Все пищиковцы постепенно стекались на один из поселков, отведенных для их размещения. В одной избе оказалось по 50 и более человек. За время нашего трехдневного отсутствия погреб был вскрыт, а находившиеся в нем пожитки расхищены. Пчел добровольцы залили водой, а мёд утащили. Жизнь стала смахивать на езду по ухабистой дороге. Не успел я осмотреться, как оказался в числе отправленных на строительство укреплений под деревней Коршиково. На третий день земляных работ (копали яму под блиндаж для артиллеристов) находившаяся по соседству зенитная батарея в числе других объектов подверглась бомбардировке примерно полутора десятков самолетов. Один из них был подбит, но, видимо, дотянул до своего аэродрома. Находившиеся возле батареи парни из односельчан рассказывали, что после каждого разрыва их лежачих подбрасывало. Чуть позже перед ямой для бункера, не долетев до нее около ста метров, разорвалось два снаряда. Заслышав их свист, работавшие с нами немцы, попадали на дно ямы, а мы без понятия стояли, как ни в чем не бывало. Для себя я сделал вывод, как следует поступать в подобной ситуации.

Перспектива быть убитым да еще своими меня не устраивала, а потому я предложил Храмцовым Петру Николаевичу и Владимиру Игнатовичу бежать подальше от линии фронта. Они согласились. На ночевку нас вывозили в д.Чирино. Улучив момент, когда охранявший нас немец зазевался, мы выскочили из избы. Завернув за сарай, перепрыгнули через Росасенку, подались в Липецкий лес. В наступивших сумерках, не подумав о последствиях, разожгли костер. Скоро по хрусту ломавшихся под ногами веток поняли, что к нам кто-то подкрадывается. Оказалось, что это двое вооружённых полицейских, которые, как и мы, приняв желаемое за действительное, вместо того чтобы согласно приказу отправиться в тыл под Борисов, обосновались в лесу. Они надеялись, что фронт, проходивший по притоку Днепра Мерее, продвинется в Оршанский район на речку Крапивенка, где у немцев была оборудована запасная линия обороны. После того как полицейские ушли мы погасили костер и перебрались на опушку леса, ближе к деревне и на утро были дома.

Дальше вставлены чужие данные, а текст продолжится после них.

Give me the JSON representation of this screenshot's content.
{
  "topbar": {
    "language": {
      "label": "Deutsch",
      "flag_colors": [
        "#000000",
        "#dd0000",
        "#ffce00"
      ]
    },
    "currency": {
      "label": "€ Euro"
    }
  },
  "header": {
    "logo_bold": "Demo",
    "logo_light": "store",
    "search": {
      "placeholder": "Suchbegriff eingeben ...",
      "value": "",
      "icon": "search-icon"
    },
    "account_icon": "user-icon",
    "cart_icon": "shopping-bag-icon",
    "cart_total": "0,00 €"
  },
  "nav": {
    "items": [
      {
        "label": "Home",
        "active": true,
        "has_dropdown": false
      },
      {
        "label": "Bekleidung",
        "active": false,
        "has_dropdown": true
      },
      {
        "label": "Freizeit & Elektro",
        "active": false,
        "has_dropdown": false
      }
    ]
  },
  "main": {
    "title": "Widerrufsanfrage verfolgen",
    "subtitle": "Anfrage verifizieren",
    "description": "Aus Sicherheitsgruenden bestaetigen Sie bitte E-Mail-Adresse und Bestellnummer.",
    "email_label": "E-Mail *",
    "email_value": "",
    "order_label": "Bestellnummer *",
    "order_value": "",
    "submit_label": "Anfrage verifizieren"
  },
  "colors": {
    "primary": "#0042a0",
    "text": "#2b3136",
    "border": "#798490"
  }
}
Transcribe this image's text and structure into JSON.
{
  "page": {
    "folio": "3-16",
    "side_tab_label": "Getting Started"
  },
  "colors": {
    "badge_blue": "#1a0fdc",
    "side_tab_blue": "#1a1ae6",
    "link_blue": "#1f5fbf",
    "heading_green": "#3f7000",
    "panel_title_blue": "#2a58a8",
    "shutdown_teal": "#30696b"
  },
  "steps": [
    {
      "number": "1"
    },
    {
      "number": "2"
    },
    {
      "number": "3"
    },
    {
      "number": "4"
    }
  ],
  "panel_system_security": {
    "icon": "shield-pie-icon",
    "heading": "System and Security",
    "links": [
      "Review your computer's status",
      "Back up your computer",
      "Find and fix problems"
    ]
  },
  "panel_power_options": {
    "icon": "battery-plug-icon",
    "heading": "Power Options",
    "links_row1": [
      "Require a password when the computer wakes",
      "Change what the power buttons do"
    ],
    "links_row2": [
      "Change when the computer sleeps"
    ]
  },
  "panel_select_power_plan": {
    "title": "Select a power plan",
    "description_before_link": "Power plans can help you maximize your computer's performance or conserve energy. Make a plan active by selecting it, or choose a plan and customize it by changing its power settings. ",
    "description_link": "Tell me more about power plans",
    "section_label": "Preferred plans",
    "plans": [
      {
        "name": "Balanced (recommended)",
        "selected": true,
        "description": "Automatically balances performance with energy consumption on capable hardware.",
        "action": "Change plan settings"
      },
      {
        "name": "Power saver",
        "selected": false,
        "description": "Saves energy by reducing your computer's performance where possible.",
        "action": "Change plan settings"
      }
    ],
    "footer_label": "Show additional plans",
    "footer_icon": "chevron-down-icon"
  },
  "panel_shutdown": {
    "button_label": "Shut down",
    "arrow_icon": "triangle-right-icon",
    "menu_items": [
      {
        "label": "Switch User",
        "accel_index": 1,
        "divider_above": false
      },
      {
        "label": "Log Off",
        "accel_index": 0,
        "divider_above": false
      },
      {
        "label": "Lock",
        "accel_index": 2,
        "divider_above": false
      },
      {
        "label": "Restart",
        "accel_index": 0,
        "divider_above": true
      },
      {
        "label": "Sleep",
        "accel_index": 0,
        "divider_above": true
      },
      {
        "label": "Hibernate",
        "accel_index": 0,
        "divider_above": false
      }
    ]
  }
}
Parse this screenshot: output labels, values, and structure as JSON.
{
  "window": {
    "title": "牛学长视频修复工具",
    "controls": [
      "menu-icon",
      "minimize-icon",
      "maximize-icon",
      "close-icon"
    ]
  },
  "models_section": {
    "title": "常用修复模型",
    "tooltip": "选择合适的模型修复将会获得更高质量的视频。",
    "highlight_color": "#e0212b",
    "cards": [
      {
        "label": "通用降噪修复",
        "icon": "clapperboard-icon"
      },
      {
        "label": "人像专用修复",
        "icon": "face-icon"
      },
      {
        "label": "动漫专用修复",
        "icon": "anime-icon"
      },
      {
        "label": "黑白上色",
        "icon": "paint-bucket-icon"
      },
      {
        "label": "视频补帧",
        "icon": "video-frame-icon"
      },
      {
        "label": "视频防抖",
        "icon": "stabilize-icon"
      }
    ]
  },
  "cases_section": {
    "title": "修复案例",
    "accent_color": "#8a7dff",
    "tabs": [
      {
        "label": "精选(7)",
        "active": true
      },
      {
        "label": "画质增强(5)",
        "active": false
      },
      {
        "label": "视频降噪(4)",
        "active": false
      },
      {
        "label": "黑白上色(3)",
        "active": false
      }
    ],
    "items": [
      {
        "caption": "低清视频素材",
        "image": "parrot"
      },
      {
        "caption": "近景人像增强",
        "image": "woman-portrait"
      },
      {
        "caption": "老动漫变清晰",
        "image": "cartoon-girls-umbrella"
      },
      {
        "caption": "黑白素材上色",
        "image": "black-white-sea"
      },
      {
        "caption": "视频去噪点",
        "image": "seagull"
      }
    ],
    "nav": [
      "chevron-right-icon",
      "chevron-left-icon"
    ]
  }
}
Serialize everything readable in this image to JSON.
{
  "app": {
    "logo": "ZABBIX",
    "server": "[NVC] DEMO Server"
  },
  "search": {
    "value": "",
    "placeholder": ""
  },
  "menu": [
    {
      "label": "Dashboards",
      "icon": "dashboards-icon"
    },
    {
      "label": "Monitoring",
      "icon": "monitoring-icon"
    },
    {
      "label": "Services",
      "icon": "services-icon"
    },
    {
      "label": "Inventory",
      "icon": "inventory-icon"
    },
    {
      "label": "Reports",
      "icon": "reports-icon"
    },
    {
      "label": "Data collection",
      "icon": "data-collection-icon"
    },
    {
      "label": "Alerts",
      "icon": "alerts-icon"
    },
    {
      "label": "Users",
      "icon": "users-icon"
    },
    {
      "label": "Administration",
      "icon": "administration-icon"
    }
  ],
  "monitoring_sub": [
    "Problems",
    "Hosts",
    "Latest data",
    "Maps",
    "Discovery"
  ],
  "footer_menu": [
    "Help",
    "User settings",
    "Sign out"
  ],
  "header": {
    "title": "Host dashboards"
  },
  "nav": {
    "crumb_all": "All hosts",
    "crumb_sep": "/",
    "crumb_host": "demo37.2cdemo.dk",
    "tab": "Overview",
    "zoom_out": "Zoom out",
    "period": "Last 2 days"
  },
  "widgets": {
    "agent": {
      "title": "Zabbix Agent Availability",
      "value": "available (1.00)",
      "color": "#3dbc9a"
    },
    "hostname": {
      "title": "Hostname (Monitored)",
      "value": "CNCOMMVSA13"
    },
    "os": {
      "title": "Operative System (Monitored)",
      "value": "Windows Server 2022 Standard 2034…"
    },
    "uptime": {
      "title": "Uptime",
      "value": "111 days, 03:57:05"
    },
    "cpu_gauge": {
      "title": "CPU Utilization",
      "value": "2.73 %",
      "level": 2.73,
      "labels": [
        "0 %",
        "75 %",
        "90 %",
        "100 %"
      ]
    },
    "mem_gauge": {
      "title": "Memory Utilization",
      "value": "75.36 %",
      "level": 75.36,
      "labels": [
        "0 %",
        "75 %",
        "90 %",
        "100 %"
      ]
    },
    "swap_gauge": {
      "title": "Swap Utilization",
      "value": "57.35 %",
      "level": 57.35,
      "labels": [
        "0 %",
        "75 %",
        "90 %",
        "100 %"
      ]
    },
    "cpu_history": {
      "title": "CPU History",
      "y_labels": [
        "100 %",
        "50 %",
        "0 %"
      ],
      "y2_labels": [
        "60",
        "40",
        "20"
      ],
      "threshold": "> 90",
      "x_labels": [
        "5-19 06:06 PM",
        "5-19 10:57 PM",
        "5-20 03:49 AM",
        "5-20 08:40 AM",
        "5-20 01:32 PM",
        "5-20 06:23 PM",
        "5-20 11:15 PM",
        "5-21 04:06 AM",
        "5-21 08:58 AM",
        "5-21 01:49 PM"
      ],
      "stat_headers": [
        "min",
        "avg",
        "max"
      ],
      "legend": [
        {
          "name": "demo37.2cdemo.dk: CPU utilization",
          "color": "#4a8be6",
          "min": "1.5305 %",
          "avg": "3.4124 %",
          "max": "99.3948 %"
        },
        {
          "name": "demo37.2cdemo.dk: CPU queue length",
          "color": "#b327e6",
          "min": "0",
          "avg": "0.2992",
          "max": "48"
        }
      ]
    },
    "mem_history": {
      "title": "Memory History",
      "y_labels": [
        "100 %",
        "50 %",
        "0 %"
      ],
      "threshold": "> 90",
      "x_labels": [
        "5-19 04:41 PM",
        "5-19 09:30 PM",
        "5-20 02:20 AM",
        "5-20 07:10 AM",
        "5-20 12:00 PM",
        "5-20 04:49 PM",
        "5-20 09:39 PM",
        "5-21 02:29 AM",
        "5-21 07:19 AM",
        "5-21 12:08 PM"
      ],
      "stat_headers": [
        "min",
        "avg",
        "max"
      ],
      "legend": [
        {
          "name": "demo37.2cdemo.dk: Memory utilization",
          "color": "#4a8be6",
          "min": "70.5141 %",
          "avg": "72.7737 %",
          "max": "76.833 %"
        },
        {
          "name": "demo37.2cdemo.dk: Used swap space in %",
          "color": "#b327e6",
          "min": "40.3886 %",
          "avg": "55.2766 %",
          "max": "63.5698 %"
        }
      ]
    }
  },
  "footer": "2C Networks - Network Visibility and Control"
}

Очищая прифронтовую полосу, немцы, прежде всего, стали эвакуировать многодетные семьи, которые не могли быть использованы на разных работах. Многие из таких многосемейных возвратились из беженцев бессемейными или малосемейными. Матрена Кабуш, уехавшая с пятью детьми, возвратилась одна, Дарья Алешина, похоронив в беженцах три дочери, сына и старуху мать, вернулась с одним сыном.

Моя двоюродная сестра Агафья Сергеевна похоронила в беженцах малолетних сына Аркадия и дочь Евгению(Женю). А семья двоюродного брата Егора Сергеевича вернулась без средней дочери Валентины.

Злоключения беженцев начались сразу по выезде. Уже на полпути из Пищиков в Сватошицы, в Глинище, когда обоз поднимался на косогор левого берега Дубровенки, с подводы Николая Храмцова упало небольшое корыто для сечки капусты. Старшая дочь хозяина Фёкла на ходу пыталась пристроить его на подводу. Взбесившийся жандарм из конвоя пнул ей ногой в живот, отчего она, как мне рассказывал её брат Пётр, скончалась на одном из привалов на пути следования обоза.

В целом война обошлась нашей деревне в одну треть ее довоенных обитателей (в том числе три десятка военнослужащих, преимущественно, солдат).

В результате эвакуации, проведенной в несколько этапов, деревня опустела больше чем на три четверти. Оставшиеся жители были задействованы на различных работах: строили из жердей кольев и соломы шалаши для автомобилей. Возле быстриевского дуба копали ямки для захоронения убитых немцев, приводили в порядок дорогу, идущую к фронту и т.д.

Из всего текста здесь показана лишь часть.